The lithified cliffs near Poipu are a fun walk offering tidal pools, hidden surfer caves, and a secluded beach at the end of the cliffs.

This tidal pool had a lot fish and sea cucumber to mess with.

On one occasion, Maree and I were eating some sandwiches at a community park, in a covered picnic area to stay out of the sun on a hot day. There were some tennis courts and ball fields around us before the park stopped at the edge of the jungle. We were the only people there, but in no time at all chickens and roosters began to emerge out of the thick trees and walk towards us, slowly, like zombies. Some of them would try to half fly over the fences, others took their time and walked around the long way. Withing minutes there were two dozen chickens and roosters at our feet, milling about and eyeballing our sandwiches. Maree began to get nervous, the roosters began to compete for position, and still more chickens streamed out of the jungle. It was such a crazy experience I deemed Kauai the victim of a Zombie Chicken Apocalypse. I dove at them and they scattered like frightened lunatics.

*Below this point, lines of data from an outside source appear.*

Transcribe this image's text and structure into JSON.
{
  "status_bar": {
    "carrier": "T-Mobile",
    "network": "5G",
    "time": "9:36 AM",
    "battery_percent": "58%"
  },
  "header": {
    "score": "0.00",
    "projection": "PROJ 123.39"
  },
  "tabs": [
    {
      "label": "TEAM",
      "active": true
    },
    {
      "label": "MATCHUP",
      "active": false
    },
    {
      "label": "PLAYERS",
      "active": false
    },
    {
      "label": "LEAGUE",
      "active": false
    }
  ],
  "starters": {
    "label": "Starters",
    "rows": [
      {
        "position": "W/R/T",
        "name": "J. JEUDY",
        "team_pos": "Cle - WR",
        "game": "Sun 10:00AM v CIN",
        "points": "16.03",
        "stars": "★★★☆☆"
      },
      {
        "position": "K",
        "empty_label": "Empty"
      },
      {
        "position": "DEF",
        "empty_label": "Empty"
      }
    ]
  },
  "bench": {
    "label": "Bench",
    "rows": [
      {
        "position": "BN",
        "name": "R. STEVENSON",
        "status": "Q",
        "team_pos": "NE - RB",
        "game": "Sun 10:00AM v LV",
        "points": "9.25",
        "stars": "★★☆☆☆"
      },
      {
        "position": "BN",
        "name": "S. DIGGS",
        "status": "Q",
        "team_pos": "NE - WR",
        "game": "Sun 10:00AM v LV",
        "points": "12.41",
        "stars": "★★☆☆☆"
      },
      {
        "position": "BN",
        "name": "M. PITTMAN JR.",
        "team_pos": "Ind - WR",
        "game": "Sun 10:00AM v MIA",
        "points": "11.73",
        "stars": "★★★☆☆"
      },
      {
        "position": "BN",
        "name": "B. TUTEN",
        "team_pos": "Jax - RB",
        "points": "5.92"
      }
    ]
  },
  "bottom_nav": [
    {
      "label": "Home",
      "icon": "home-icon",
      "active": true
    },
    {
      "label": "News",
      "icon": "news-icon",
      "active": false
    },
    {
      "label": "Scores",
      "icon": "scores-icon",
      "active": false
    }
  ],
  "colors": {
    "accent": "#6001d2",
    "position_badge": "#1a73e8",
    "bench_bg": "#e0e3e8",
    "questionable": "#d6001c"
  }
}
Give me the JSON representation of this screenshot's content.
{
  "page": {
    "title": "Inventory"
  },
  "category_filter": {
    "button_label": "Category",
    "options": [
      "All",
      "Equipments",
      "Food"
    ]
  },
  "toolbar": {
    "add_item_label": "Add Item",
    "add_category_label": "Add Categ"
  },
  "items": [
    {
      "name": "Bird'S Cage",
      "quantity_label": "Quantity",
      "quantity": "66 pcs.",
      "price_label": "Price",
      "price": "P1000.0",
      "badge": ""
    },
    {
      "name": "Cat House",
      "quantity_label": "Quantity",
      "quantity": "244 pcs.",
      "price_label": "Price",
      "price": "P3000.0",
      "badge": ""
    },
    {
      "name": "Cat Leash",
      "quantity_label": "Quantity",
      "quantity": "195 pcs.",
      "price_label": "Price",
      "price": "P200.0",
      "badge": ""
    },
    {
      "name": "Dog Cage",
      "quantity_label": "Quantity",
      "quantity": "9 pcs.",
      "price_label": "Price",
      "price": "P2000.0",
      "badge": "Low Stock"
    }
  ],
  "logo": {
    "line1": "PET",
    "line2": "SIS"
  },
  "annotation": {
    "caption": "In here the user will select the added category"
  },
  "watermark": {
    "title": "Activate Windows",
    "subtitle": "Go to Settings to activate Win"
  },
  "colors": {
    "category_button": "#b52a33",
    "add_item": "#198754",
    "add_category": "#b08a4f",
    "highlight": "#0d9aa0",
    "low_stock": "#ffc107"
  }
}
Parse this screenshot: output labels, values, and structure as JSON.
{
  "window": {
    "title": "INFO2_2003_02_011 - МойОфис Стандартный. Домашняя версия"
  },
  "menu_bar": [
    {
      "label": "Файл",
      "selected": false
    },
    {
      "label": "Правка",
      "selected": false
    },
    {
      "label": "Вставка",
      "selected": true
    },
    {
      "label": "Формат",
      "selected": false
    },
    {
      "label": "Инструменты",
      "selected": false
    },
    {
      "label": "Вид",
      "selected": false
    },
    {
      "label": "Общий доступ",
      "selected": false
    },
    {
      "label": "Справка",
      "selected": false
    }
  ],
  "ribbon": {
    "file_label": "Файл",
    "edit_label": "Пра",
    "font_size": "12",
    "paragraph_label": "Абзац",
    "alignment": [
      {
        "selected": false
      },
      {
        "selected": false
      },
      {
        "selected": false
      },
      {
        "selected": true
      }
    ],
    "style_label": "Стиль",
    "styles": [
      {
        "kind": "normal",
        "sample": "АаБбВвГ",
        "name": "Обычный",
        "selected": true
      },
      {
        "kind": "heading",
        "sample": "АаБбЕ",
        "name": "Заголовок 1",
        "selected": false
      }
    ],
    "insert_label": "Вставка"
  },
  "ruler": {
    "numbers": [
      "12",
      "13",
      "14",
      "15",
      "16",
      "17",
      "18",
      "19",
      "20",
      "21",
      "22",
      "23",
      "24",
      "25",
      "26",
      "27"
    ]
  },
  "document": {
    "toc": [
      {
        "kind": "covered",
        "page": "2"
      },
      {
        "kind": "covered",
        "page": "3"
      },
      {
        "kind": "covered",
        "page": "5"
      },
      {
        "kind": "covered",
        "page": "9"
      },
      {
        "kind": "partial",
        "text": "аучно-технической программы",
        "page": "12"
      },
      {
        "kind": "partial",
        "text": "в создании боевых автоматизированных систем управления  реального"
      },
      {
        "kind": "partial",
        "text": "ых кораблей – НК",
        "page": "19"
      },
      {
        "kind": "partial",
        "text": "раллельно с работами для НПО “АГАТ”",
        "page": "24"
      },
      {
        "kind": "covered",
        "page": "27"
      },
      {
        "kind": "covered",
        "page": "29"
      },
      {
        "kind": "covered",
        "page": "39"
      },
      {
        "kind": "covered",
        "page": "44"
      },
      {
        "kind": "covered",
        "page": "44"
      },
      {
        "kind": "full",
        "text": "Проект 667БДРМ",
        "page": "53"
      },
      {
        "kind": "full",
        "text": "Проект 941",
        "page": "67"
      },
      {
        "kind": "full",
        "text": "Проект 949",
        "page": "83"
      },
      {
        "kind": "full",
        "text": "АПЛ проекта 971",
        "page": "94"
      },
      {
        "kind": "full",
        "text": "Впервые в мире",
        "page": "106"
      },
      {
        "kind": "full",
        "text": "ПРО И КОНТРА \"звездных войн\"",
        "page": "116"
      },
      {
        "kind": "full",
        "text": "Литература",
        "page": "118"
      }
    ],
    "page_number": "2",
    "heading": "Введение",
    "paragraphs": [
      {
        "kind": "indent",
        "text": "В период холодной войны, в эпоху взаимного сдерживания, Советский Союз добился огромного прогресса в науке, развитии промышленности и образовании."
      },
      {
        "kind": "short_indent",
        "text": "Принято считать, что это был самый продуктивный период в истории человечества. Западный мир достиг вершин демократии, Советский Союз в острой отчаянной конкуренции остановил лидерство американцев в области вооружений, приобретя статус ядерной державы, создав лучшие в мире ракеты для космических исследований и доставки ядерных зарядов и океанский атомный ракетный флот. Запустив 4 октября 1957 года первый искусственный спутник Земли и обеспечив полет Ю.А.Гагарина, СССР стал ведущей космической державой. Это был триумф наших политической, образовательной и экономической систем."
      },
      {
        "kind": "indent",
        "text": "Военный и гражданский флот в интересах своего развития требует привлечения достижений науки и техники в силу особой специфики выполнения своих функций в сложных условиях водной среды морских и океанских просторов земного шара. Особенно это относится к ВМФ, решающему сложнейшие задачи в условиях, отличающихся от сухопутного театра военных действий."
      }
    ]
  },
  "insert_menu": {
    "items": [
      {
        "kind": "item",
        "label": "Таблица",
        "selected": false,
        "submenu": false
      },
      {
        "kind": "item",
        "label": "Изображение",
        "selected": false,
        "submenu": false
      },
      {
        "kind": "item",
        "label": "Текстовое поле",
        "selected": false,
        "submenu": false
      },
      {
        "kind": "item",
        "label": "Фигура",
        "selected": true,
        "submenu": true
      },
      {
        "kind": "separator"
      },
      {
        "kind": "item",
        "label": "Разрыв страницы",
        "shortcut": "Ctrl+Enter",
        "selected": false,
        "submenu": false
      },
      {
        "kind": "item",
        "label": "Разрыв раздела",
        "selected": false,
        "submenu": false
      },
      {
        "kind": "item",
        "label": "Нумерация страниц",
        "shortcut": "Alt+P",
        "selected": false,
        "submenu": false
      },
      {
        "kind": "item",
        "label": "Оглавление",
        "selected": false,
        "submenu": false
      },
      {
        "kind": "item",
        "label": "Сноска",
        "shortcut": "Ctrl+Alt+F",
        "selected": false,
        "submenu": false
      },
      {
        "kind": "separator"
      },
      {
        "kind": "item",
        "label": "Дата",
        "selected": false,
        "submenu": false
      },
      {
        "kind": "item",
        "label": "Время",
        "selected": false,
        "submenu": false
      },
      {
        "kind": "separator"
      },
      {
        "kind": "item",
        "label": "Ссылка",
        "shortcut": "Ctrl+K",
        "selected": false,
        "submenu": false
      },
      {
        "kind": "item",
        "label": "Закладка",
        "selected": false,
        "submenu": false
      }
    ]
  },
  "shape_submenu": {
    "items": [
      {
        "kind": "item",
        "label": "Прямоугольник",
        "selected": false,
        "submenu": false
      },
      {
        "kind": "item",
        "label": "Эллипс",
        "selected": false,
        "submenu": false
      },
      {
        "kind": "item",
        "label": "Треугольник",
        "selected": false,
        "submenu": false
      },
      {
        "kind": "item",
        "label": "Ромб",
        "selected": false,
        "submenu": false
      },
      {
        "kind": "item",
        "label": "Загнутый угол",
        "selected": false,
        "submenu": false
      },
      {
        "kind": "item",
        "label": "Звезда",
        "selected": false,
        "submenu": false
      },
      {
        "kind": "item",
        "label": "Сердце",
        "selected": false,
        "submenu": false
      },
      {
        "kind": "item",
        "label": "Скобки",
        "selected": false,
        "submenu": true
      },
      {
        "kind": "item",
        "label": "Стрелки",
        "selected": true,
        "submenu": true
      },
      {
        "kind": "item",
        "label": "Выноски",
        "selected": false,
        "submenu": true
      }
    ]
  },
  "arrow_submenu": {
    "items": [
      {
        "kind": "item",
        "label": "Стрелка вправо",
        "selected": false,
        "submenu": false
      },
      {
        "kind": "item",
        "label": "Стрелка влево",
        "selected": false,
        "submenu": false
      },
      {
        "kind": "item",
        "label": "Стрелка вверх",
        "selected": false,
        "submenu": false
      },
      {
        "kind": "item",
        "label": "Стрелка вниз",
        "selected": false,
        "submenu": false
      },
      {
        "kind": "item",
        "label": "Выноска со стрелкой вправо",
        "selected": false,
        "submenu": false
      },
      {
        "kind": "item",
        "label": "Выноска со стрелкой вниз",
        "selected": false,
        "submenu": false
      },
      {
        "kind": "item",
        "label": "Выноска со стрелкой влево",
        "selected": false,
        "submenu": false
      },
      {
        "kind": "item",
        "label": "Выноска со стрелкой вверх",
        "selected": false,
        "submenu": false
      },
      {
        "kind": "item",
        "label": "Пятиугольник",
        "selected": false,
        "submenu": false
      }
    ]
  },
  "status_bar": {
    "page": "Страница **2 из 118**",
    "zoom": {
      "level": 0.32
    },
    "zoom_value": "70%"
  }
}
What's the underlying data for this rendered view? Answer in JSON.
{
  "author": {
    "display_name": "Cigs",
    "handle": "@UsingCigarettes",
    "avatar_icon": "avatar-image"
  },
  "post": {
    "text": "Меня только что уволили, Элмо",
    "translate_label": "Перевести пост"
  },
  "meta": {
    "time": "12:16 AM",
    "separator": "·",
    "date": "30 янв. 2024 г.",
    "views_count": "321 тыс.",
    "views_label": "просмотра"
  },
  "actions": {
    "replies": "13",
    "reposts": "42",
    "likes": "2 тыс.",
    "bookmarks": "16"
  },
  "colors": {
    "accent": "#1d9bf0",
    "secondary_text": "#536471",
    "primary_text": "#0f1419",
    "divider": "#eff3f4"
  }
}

Locals encourage you to kill the chickens at your leisure. I set about the task wholeheartedly, but they seem to have adapted to constant attempts on their lives and have become quite skittish. Even running over them can be challenging. I did manage to smash into one with the corner of my car, on the last day we were there. It squawked, and in my mirror I saw it tumble of into space like Darth Vader's damaged tie fighter. 

A close up view of a Taro field. 

This bridge was really fun to drive over.